A panel of military officers will determine his sentence at a hearing scheduled for August. Al-Qosi, who is from Sudan, faces up to life in prison but could also be sentenced to time served, Military Commissions spokesman Joe DellaVedova said in a telephone interview. He has been held at Guantanamo since January 2002.
Al-Qosi was accused of acting as accountant, paymaster, supply chief and cook for al-Qaida during the 1990s when the terror network was centred in Sudan and Afghanistan. He allegedly worked later as a bodyguard for Osama bin Laden.
New York-based Human Rights First criticised the government for taking so long to resolve the case against a prisoner captured by US forces in December 2001. The military commissions have been stalled by legal challenges and changes to the rules.

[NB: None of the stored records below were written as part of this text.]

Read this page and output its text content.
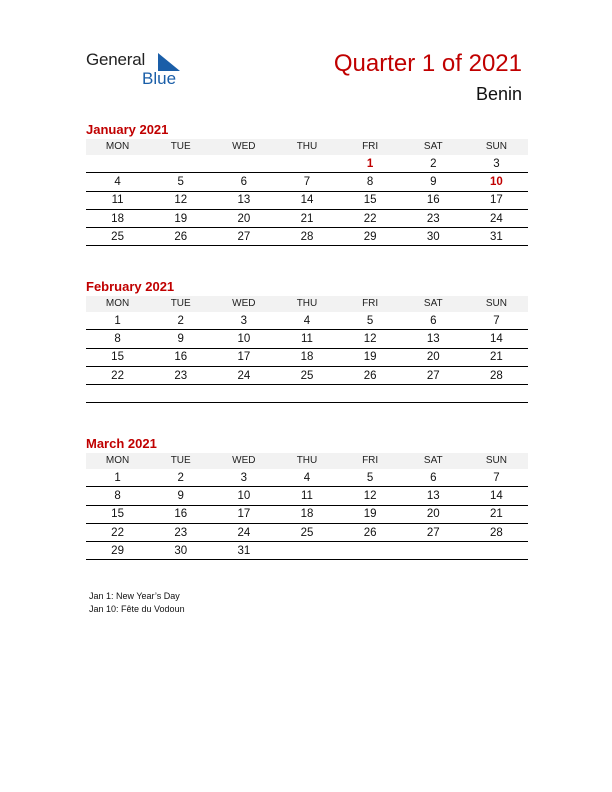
General
Blue
Quarter 1 of 2021
Benin
January 2021
MON	TUE	WED	THU	FRI	SAT	SUN
				1	2	3
4	5	6	7	8	9	10
11	12	13	14	15	16	17
18	19	20	21	22	23	24
25	26	27	28	29	30	31
February 2021
MON	TUE	WED	THU	FRI	SAT	SUN
1	2	3	4	5	6	7
8	9	10	11	12	13	14
15	16	17	18	19	20	21
22	23	24	25	26	27	28

March 2021
MON	TUE	WED	THU	FRI	SAT	SUN
1	2	3	4	5	6	7
8	9	10	11	12	13	14
15	16	17	18	19	20	21
22	23	24	25	26	27	28
29	30	31				
Jan 1: New Year’s Day
Jan 10: Fête du Vodoun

"This is not a victory for the military commission system," said Daphne Eviatar, a senior associate in the group's Law and Security Programme. "In fact, Mr al Qosi's case is a textbook example of the inability of the military commission system ... to achieve swift justice. The case has dragged on for more than six years without a trial."

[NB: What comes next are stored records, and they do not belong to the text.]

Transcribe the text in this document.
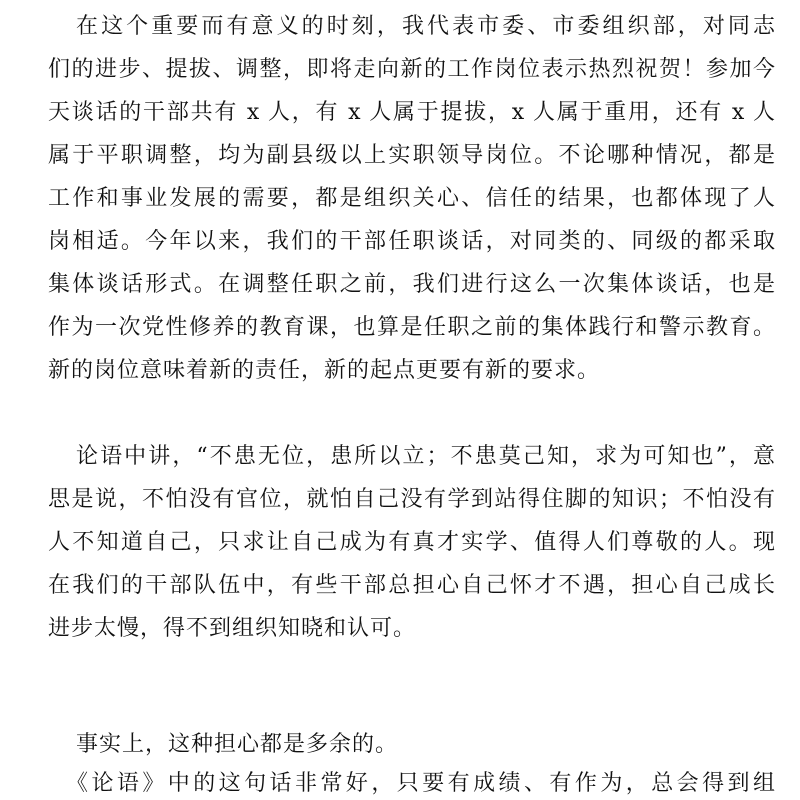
在这个重要而有意义的时刻，我代表市委、市委组织部，对同志
们的进步、提拔、调整，即将走向新的工作岗位表示热烈祝贺！参加今
天谈话的干部共有 x 人，有 x 人属于提拔，x 人属于重用，还有 x 人
属于平职调整，均为副县级以上实职领导岗位。不论哪种情况，都是
工作和事业发展的需要，都是组织关心、信任的结果，也都体现了人
岗相适。今年以来，我们的干部任职谈话，对同类的、同级的都采取
集体谈话形式。在调整任职之前，我们进行这么一次集体谈话，也是
作为一次党性修养的教育课，也算是任职之前的集体践行和警示教育。
新的岗位意味着新的责任，新的起点更要有新的要求。
论语中讲，“不患无位，患所以立；不患莫己知，求为可知也”，意
思是说，不怕没有官位，就怕自己没有学到站得住脚的知识；不怕没有
人不知道自己，只求让自己成为有真才实学、值得人们尊敬的人。现
在我们的干部队伍中，有些干部总担心自己怀才不遇，担心自己成长
进步太慢，得不到组织知晓和认可。
事实上，这种担心都是多余的。
《论语》中的这句话非常好，只要有成绩、有作为，总会得到组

Attorney General Eric Holder had designated al-Qosi in November as one of four detainees who would face trial before military commissions, instead of civilian courts, as the administration seeks to close the detention centre where the US now holds 181 prisoners.
Obama had pledged shortly after his inauguration in January 2009 to close the prison, though not the base on Cuban territory, within a year. But the effort has stalled because Congress will not agree to moving prisoners to the US to face trial or continued detention.